Interpreting multiomic datasets to advance treatments

The team aims to demonstrate the feasibility of the algorithm to study a larger cohort of patients with colorectal cancer and further apply the algorithm to other cancers and chronic diseases.

Dr. Khezeli, a machine-learning scientist within the center, says that's why they designed the algorithm to be "data-agnostic" — meaning that the algorithm can receive data in multiple formats or from multiple sources, and still process that data effectively.

"In colorectal cancer, the microbiome plays a significant role, but in other cancers, features unique to proteomics or epigenetics may have higher importance," says Dr. Khezeli. "This ability for the platform to be able to interpret all data types opens the door to understanding these diseases better. Our ultimate goal is that this will lead to identifying and developing effective treatments."

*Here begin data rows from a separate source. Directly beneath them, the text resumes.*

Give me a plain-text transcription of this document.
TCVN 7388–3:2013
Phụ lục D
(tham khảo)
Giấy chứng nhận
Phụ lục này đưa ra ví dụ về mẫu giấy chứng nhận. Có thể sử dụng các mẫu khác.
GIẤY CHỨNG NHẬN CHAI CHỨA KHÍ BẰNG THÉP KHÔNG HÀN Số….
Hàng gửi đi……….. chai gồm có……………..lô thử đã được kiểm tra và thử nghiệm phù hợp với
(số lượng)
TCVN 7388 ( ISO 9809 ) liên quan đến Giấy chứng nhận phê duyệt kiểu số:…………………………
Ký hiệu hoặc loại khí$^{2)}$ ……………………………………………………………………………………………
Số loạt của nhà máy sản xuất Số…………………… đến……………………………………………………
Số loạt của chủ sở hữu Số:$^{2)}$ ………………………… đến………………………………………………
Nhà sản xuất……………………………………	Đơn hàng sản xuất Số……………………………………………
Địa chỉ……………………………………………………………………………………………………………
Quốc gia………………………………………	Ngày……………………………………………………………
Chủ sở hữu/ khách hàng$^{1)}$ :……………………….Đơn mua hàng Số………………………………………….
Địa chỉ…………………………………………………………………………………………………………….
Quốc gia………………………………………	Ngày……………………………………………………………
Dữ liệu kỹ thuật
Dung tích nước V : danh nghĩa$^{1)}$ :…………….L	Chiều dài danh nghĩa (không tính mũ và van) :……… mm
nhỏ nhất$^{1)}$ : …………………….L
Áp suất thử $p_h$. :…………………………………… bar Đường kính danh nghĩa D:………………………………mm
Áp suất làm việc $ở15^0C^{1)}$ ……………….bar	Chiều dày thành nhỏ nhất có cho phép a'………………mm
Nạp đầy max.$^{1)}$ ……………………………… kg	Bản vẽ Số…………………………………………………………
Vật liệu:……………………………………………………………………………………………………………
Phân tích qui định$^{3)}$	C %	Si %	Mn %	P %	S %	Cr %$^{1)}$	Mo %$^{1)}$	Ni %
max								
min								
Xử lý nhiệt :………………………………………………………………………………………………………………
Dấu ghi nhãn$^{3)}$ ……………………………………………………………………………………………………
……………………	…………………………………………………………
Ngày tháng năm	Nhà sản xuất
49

Teaming up with NASA for cancer research, beyond

In addition to this work the Mayo researchers teamed up with data scientists from the NASA Frontier Development Laboratory to optimize the causal inference framework for multiomics data integration and causal modeling.

Mayo Clinic and the Frontier Development Laboratory are working together to further develop causal inference approaches like CRISP to prevent and treat cancer and other complex health conditions in space and on Earth. The laboratory is studying the effect of space radiation on an astronaut's health.

"NASA wants to get astronauts to Mars in the next decade, and they want to get them there in a healthy state," says Dr. Chia. "They have an incentive to understand what causes cancer with more depth, and we're working with them to advance that knowledge."

The team aims to create an extended federated causal learning platform for multi-institutional collaborations. This will enable the team to build predictive models that are more robust and fairer because they will be optimized across institutions with diverse data populations.